Après Martin et la saga Of The Dead, on ne s’étonne plus de voir les films de Romero prendre des allures d’allégories profondément réflexives sur des thématiques intrinsèquement liées aux différentes facettes d’une humanité en déclin. Ici, c’est la perte d’identité d’un individu englué corps et âme dans le conformisme qu’impose la société occidentale en échange du rêve illusoire d’une potentielle ascension sociale qui est traitée via le personnage pathétique de Henry Creedlow.

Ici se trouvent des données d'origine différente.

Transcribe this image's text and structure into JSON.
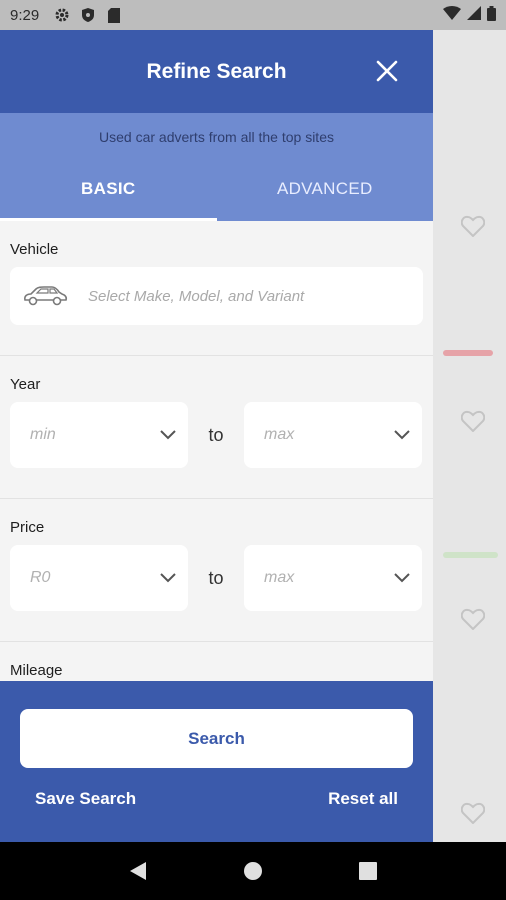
{
  "status_bar": {
    "time": "9:29",
    "left_icons": [
      "gear-icon",
      "shield-icon",
      "sd-card-icon"
    ],
    "right_icons": [
      "wifi-icon",
      "signal-icon",
      "battery-icon"
    ]
  },
  "drawer": {
    "title": "Refine Search",
    "tagline": "Used car adverts from all the top sites",
    "tabs": [
      {
        "label": "BASIC",
        "active": true
      },
      {
        "label": "ADVANCED",
        "active": false
      }
    ],
    "vehicle": {
      "label": "Vehicle",
      "placeholder": "Select Make, Model, and Variant"
    },
    "year": {
      "label": "Year",
      "min": "min",
      "separator": "to",
      "max": "max"
    },
    "price": {
      "label": "Price",
      "min": "R0",
      "separator": "to",
      "max": "max"
    },
    "mileage": {
      "label": "Mileage"
    },
    "footer": {
      "search_label": "Search",
      "save_label": "Save Search",
      "reset_label": "Reset all"
    }
  },
  "colors": {
    "primary": "#3b5aab",
    "secondary": "#6f8bd0",
    "surface": "#f4f4f4"
  }
}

Outre ce que suggère la construction sans équivoque de son nom (« Creedlow » signifie littéralement « principes faibles », qui n’est pas sans évoquer la faiblesse de caractère certaine dont souffre celui qui le porte), Henry représente cette couche de population salariée, déconsidérée et opprimée par l’ascendance tyrannique de leur hiérarchie, qui envisage chaque matin le suicide mais qui continue néanmoins à se saigner aux quatre veines dans l’espoir vain de concrétiser un jour leurs idéaux. Pour combler les désirs extravagants de sa femme trop ambitieuse et infidèle ; pour répondre aux attentes toujours plus exigeantes de son patron qui le méprise et l’humilie sans cesse ; pour avoir l’impression d’exister et d’enfin trouver sa place dans un monde hostile qu’il ne comprend pas malgré tous ses efforts et sa bonne volonté ; Henry a littéralement renié son individualité propre, se laissant écraser jour après jour sans jamais se plaindre… Désormais, il n’est plus que l’ombre de lui-même, il est « l’homme invisible » que personne ne remarque ni n’entend, allant jusqu’à complètement ignorer qui il est réellement et quelles sont ses aspirations véritables indépendamment de toute contrainte extérieure. Et Romero de pousser la symbolique jusqu’à le faire se réveiller un beau matin avec un masque blanc, parfaitement vierge, en guise de visage…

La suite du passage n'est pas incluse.